An incisive collection of essays by the editor of the London Review of Books, whom Hilary Mantel has called “a presiding genius”
Mary-Kay Wilmers cofounded the London Review of Books in 1979, and has been its sole editor since 1992. Her editorial life began long before that: she started at Faber and Faber in the time of T. S. Eliot, then worked at the Listener, and then at the Times Literary Supplement. As John Lanchester says in his introduction, she has been extracting literary works from reluctant writers for more than fifty years.
As well as an editor, Mary-Kay Wilmers is, and has been throughout her career, a writer. The deeply considered pieces in Human Relations and Other Difficulties, whether on Jean Rhys, Alice James, a nineteenth-century edition of the Pears’ Cyclopaedia, novel reviewing, Joan Didion, mistresses, seduction, or her own experience of parenthood, are sparkling, funny, and absorbing.
Underlying all these essays is a concern with the relation between the genders: the effect men have on women, and the ways in which men limit and frame women’s lives. Wilmers holds these patterns up to cool scrutiny, and gives a crisp and sometimes cutting insight into the hard work of being a woman.
Read a few reviews of this book and was intrigued. Thought I was in the mood for non-fiction essays that were clever and entertaining after reading several "heavy" novels, so was looking forward to reading some witty and well-written observations. These are the kind of pieces you'd read in the New Yorker, a variety of topics and very detailed. (And some were published in that revered magazine). But I found them to start out clever and then become tedious. The best thing I read was the introduction. I thought I'd really enjoy "The Language of Novel Reviewing" but even this didn't hold my interest. I guess this just isn't my cup of tea.

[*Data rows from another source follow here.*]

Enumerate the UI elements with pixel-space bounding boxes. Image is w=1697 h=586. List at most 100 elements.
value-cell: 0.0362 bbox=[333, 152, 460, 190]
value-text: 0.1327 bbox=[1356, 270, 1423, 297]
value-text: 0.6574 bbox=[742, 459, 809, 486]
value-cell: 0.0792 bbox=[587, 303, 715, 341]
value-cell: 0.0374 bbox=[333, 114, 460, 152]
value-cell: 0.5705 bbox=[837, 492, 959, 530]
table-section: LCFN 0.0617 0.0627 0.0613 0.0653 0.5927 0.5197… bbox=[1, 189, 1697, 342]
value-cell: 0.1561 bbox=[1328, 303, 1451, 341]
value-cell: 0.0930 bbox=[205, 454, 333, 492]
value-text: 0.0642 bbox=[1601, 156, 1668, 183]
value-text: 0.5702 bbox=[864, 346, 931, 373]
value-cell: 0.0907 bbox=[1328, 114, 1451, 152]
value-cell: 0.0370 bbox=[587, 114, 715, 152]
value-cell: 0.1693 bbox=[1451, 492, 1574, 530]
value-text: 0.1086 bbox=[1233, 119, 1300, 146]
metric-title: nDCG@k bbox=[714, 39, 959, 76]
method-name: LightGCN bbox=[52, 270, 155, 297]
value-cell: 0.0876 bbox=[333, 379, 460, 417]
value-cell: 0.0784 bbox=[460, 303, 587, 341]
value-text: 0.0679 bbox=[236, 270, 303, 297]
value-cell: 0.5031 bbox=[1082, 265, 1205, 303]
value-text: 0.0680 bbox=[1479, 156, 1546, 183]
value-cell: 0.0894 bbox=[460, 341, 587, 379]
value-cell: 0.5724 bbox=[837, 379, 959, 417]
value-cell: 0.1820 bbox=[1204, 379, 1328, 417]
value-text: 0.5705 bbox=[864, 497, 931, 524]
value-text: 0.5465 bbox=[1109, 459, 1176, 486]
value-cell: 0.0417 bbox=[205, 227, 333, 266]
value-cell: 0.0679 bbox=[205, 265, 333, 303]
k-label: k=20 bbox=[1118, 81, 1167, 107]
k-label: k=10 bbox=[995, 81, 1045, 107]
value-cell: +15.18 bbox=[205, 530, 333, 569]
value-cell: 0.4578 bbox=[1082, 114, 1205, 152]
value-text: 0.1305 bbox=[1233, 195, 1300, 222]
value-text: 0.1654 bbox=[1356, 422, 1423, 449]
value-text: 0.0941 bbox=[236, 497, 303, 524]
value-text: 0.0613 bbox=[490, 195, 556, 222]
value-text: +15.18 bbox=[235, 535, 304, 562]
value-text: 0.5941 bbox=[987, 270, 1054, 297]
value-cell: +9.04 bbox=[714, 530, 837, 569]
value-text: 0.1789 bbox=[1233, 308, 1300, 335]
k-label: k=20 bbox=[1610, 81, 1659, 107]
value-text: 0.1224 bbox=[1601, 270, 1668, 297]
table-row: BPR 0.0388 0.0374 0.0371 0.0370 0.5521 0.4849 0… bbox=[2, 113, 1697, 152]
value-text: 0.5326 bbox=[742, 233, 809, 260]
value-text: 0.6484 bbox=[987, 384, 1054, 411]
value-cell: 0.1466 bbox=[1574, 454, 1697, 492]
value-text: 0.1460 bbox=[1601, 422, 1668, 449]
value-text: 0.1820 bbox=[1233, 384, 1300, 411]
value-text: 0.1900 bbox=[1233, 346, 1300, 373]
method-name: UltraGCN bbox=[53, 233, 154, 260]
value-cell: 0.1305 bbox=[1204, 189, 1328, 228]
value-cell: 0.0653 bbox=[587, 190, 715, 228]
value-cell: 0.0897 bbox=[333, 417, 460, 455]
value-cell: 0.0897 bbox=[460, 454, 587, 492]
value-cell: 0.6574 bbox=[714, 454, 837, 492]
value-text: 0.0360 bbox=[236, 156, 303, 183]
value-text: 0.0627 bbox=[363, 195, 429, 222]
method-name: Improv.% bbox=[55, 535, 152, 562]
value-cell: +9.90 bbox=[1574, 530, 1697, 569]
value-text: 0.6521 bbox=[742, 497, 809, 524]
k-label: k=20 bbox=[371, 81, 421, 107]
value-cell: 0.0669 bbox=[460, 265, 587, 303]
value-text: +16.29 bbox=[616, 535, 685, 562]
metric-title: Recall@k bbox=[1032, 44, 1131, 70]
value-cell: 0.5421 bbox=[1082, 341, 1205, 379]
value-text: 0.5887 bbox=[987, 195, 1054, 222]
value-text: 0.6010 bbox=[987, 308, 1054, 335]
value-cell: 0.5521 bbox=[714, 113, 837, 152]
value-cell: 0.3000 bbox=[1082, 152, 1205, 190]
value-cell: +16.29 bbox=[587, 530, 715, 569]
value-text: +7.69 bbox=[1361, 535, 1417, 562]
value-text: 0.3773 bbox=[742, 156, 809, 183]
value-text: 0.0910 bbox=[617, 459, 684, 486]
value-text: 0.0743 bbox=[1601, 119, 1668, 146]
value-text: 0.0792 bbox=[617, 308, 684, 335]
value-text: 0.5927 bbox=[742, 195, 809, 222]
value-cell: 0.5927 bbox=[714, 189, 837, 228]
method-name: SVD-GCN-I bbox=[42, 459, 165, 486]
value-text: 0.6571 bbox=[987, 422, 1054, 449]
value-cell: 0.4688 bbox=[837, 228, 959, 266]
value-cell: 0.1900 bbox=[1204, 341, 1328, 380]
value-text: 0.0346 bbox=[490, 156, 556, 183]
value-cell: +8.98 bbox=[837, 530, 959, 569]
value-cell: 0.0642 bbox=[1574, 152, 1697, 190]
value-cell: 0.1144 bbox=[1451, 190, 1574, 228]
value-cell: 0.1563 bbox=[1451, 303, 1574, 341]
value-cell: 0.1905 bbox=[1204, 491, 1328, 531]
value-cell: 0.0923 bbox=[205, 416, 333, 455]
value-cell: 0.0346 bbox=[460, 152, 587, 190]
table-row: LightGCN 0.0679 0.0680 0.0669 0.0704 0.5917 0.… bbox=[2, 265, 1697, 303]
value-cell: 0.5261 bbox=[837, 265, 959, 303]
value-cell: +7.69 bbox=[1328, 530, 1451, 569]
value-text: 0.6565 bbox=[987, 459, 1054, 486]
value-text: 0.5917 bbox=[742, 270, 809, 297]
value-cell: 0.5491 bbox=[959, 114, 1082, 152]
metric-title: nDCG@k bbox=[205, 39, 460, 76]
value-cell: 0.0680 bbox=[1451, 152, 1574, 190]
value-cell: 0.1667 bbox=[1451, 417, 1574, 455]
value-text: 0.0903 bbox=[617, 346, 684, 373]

something kept me going, as i did finish it, but for the most part it was boring and inaccessible from my p.o.v. really uneven -- for each essay I enjoyed and learned something from [the one on Joan Didion and the one on psychoanalysis stood out], there were at least 3 that i couldn't remember the point of as soon as I finished it. Lots of book reviews of books I wouldn't want to read, etc.
I like the essay form, and the title is kind of catchy, so I guess that is why it caught my eye on shelf at the library, but I wouldn't recommend it to myself if the choice were to come up again.
Collection of essays that seemed so promising but, for me at least, didn't deliver. For instance, the piece on obituaries and how style--what's included, what's emphasized-- has changed over time piqued my interest, but the exposition was tedious. Similarly, the other few essays I read had the same effect.
This was exceptional. LRB co-founder and editor Wilmers, because of her somewhat taxing day job, has had a limited output, so this collection draws together her somewhat disparate writings. She always has something very worthwhile to say and says it very very well.